The video 1978 - Submerged City, by Caetano Dias, shows the relationship of a fisherman with the memories of his old city. It is a documentary that sometimes mixes fiction and reality to tell a story about buried nostalgia using a character who navigates and fishes over his own memories. It is about this work that Professor Alejandra Hernández Muñoz[1] reflected in the new episode of the Videobrasil Commentary Collection. Check it out below:

Between 1971 and 1982, the Sobradinho Hydroelectric Power Plant was built, on the São Francisco River, in Bahia. For this, the old cities of Pilão Arcado, Sento Sé, Casa Nova and Sobradinho itself had to be flooded. Muñoz notes that “in these waters, a reservoir of yesteryear marks a resistance to oblivion”. It is a water tank located, now, inside the dam, with its function nullified, a pure container of a memory that will soon no longer exist either.

In the context of the dam survey, more than 70 people were allocated to settlements built in nearby locations and given the same names as the flooded cities, whose ruins usually appear in periods of drought, “remains of the violence of a past that underlies the apparent serenity of the landscape”, as Muñoz observes. These ruins, in the silence of the video and in the lack of dialogue, bring up the enigma of “who are these flooded people who walk on the shores of the lake?”

The same water that supplies light and energy to the community is the mode of erasure of its previous existence, and this tank, as an uncomfortable presence of the impossibility of covering everything, becomes a kind of resistance to this steamroller of progressive policies and discourse. of development.

The teacher reinforces in the Commented Video that “the dam is the result of this Herculean operation of man on nature”, and leaves the question: “What are the results of this colossal interference in the environment?”

In issue #52 of arte!brasileiros, through the work of photographer Gideon Mendel, we briefly delve into this issue. Check out Mendel's work on this link.

Still don't know the Commented Collection?

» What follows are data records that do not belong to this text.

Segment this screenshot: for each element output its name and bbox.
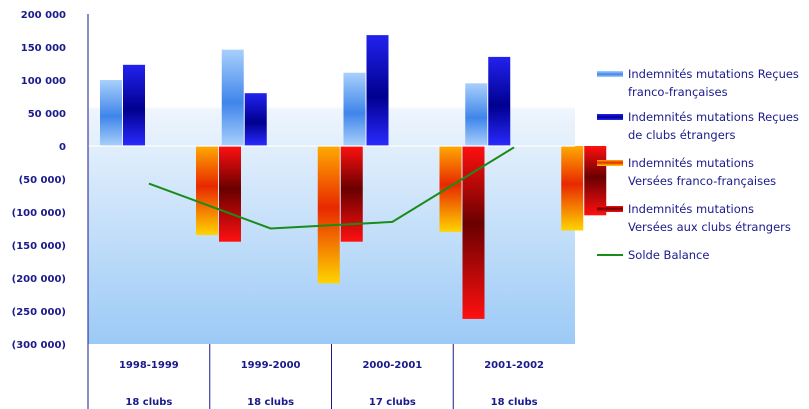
legend-label: Indemnités mutations bbox=[628, 202, 754, 216]
x-tick-label: 2000-2001 bbox=[362, 360, 422, 371]
y-tick-label: (250 000) bbox=[12, 307, 66, 318]
legend-swatch bbox=[597, 114, 623, 120]
bar-series-4-2000-2001 bbox=[462, 146, 485, 319]
y-tick-label: 0 bbox=[59, 142, 66, 153]
bar-series-4-2001-2002 bbox=[584, 146, 607, 216]
legend-swatch bbox=[597, 206, 623, 212]
legend-swatch bbox=[597, 71, 623, 77]
bar-series-3-2000-2001 bbox=[439, 146, 462, 232]
bar-series-1-1998-1999 bbox=[100, 80, 122, 146]
legend: Indemnités mutations Reçues franco-frança… bbox=[597, 67, 799, 262]
bar-series-2-1999-2000 bbox=[244, 93, 267, 146]
bar-series-1-2001-2002 bbox=[465, 83, 488, 146]
legend-label: Versées aux clubs étrangers bbox=[628, 220, 791, 234]
x-sub-label: 18 clubs bbox=[125, 397, 172, 408]
bar-series-4-1998-1999 bbox=[219, 146, 241, 242]
y-tick-label: 200 000 bbox=[21, 10, 66, 21]
series-line-solde-balance bbox=[148, 146, 515, 230]
legend-label: Solde Balance bbox=[628, 248, 709, 262]
bar-series-1-1999-2000 bbox=[221, 49, 244, 146]
bar-series-2-2001-2002 bbox=[488, 56, 511, 146]
y-tick-label: 150 000 bbox=[21, 43, 66, 54]
x-sub-label: 17 clubs bbox=[369, 397, 416, 408]
legend-label: Indemnités mutations Reçues bbox=[628, 110, 799, 124]
bar-series-3-1998-1999 bbox=[196, 146, 218, 236]
legend-swatch bbox=[597, 160, 623, 166]
bar-series-3-1999-2000 bbox=[317, 146, 340, 284]
legend-label: de clubs étrangers bbox=[628, 128, 736, 142]
legend-label: Versées franco-françaises bbox=[628, 174, 776, 188]
bar-series-3-2001-2002 bbox=[561, 146, 584, 231]
legend-label: Indemnités mutations bbox=[628, 156, 754, 170]
y-tick-label: (100 000) bbox=[12, 208, 66, 219]
x-tick-label: 2001-2002 bbox=[484, 360, 544, 371]
x-sub-label: 18 clubs bbox=[491, 397, 538, 408]
y-tick-label: (150 000) bbox=[12, 241, 66, 252]
bar-series-2-1998-1999 bbox=[123, 64, 145, 146]
bar-series-4-1999-2000 bbox=[340, 146, 363, 242]
x-tick-label: 1999-2000 bbox=[241, 360, 301, 371]
y-tick-label: (50 000) bbox=[19, 175, 66, 186]
y-tick-label: (300 000) bbox=[12, 340, 66, 351]
y-tick-label: 50 000 bbox=[28, 109, 66, 120]
x-tick-label: 1998-1999 bbox=[119, 360, 179, 371]
legend-label: franco-françaises bbox=[628, 85, 728, 99]
x-sub-label: 18 clubs bbox=[247, 397, 294, 408]
bar-series-2-2000-2001 bbox=[366, 35, 389, 147]
legend-label: Indemnités mutations Reçues bbox=[628, 67, 799, 81]
y-tick-label: (200 000) bbox=[12, 274, 66, 285]
y-tick-label: 100 000 bbox=[21, 76, 66, 87]
bar-series-1-2000-2001 bbox=[343, 72, 366, 146]
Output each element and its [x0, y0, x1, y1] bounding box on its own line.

Videobrasil Commented Collection is a partnership between arte!brasileiros and Associação Cultural Videobrasil. Every 15 days we publish, on our platform and on our social networks, a part of its important collection of works, gathered in more than 30 years of trajectory. Check out the other episodes in this link.

About Videobrasil

A institution was created in 1991 by Solange Farkas, the result of the desire to host a growing collection of works and publications, which has been gathered since the first edition of the Contemporary Art Festival Sesc_Videobrasil (still Videobrasil Festival, in 1983). Since its creation, the association has worked systematically to activate this collection, which brings together works from the so-called geopolitical South of the world – Latin America, Africa, Eastern Europe, Asia and the Middle East –, especially video art classics, own productions and a vast collection. of art publications.

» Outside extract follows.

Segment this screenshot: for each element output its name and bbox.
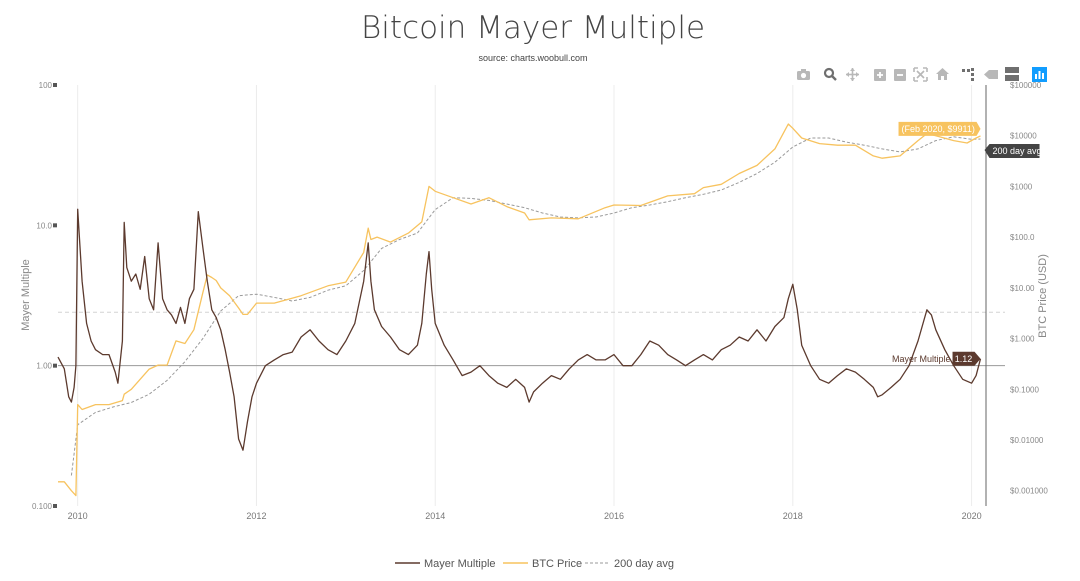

This project contributes to “rediscovering and relating works from the Videobrasil collection, and thematic aspects, in the voice of critics, curators and thinkers, illuminating urgent contemporary issues”, says Farkas.


[1] Alejandra Hernández Muñoz, Uruguayan, lives in Salvador since 1992, is an architect, Master in Urban Design and PhD in Urbanism from the Faculty of Architecture of the Federal University of Bahia (FAU/UFBA). She is a permanent professor of Art History at the School of Fine Arts (EBA / UFBA). She was part of the curatorial teams of the Rumos Artes Visuais 2011-2013 Program at Instituto Itaú Cultural (São Paulo), the 3rd Bahia Biennial 2014 and the 21st Bienal Sesc_Videobrasil 2019 (São Paulo).